The regulation needs to spell out clearly the charges that fall outside the purview of this mechanism. Certain offences are too serious to be disposed of with a mere penalty, a temporary ban from undertaking certain activities, etc. These could include fraud, where the intention is to deceive other investors and violate existing laws. Such offences might have to be tried in a criminal court of law and the guilty might even need imprisonment. Besides, offences such as market manipulation and insider trading, that disrupt functioning of stock market and erode the credibility of the regulatory system, should not be granted a reprieve with consent orders. Offenders who engage in repeated violations need to be kept out.
The regulation also needs to spell out clearly the guidelines for charging penalty.
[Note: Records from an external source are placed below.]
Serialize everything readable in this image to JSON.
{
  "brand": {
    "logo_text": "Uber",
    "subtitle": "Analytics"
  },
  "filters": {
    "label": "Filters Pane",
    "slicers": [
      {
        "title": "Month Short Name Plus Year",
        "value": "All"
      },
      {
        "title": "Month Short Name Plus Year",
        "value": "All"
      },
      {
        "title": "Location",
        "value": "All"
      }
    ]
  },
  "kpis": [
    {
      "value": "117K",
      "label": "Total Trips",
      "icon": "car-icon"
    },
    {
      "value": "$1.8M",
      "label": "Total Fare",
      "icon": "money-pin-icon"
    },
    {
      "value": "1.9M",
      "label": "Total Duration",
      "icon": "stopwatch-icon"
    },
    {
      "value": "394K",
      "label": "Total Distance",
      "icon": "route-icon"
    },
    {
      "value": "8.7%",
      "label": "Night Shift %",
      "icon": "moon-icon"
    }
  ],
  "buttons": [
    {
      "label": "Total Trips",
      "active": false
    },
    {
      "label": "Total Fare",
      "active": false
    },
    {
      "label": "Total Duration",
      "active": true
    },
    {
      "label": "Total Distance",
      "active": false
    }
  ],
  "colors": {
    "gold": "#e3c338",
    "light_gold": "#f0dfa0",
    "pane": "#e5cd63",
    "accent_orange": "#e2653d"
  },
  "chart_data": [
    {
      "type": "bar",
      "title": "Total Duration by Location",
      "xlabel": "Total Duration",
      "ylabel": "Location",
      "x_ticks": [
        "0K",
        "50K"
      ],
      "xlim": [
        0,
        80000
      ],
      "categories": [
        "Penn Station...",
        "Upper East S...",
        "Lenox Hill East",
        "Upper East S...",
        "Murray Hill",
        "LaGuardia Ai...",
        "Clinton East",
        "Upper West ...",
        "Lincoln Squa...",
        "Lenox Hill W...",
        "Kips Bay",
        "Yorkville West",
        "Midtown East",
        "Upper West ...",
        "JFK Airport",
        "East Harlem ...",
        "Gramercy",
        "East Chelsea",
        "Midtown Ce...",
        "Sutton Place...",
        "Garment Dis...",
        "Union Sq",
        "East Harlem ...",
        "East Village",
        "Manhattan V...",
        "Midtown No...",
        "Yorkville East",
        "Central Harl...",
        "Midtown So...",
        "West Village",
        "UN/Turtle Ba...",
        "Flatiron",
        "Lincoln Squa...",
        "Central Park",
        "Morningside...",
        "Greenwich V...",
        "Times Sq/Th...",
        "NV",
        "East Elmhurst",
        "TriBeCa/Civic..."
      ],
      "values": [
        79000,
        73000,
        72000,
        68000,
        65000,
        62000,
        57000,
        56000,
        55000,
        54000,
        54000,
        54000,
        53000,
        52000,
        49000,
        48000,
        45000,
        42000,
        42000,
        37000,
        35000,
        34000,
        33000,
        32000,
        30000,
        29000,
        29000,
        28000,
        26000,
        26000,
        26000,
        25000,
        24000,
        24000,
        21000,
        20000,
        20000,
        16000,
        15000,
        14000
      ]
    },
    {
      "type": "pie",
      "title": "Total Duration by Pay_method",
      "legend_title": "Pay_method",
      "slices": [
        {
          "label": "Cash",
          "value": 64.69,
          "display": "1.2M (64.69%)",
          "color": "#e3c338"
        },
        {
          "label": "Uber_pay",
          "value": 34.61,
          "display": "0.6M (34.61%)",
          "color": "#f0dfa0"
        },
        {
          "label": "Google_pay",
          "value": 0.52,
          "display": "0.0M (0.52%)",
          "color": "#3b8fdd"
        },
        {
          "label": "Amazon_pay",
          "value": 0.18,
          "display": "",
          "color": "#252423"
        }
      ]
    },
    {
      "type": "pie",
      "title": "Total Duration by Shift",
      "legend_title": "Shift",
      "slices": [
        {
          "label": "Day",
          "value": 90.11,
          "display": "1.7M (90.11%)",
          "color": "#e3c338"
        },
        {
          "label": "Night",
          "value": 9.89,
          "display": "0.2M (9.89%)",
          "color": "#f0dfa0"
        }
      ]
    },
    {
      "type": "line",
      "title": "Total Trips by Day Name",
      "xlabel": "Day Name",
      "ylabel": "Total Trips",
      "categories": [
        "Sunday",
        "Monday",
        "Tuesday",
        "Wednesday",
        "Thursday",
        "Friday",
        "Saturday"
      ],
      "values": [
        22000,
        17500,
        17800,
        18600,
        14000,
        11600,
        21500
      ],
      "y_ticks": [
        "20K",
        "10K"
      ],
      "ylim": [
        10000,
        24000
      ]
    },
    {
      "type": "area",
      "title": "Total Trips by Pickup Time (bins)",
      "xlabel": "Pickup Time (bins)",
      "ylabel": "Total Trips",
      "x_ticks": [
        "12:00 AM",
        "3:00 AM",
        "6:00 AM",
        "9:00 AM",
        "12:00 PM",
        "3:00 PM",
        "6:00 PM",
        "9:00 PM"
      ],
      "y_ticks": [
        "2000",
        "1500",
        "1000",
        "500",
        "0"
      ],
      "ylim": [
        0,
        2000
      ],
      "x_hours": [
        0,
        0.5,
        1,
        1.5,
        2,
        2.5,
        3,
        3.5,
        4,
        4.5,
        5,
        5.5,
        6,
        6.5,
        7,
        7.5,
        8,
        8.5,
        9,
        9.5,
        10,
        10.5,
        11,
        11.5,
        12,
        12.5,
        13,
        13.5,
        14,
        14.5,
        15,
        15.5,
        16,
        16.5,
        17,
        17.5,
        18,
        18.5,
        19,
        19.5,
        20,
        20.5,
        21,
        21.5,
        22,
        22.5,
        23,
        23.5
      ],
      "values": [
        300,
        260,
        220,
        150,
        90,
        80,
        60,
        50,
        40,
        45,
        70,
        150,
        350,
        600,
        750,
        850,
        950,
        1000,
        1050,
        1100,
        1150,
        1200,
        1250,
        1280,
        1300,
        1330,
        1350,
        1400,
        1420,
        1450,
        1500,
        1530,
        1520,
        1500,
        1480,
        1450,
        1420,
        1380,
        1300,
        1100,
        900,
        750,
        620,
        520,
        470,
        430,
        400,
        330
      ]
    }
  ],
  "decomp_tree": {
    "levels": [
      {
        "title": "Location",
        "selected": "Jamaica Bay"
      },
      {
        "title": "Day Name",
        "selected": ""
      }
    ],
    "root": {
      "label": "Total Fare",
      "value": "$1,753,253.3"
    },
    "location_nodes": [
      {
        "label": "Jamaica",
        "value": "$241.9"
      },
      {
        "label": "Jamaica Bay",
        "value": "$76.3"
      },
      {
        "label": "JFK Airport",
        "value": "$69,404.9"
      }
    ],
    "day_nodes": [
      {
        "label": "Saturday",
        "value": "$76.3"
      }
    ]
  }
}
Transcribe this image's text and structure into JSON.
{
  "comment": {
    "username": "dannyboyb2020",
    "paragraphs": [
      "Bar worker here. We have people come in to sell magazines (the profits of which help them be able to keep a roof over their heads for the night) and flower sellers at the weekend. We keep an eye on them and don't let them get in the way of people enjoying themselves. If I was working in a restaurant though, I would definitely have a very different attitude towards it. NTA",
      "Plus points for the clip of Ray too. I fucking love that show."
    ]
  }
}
This could be linked to the market capitalisation of the offending company, since larger the company's market capitalisation, the greater the number of investors who are likely to be affected by the company's misdoings. The consent order also needs to be more elaborate in spelling out the charges, the investigation and the findings. The shareholders in the applicant company have the right to know the contours of the offence, so that they can decide whether to stay invested or to exit. Finally, the change in regulation should be prospective and not retrospective. We don't need to stir another hornet's nest.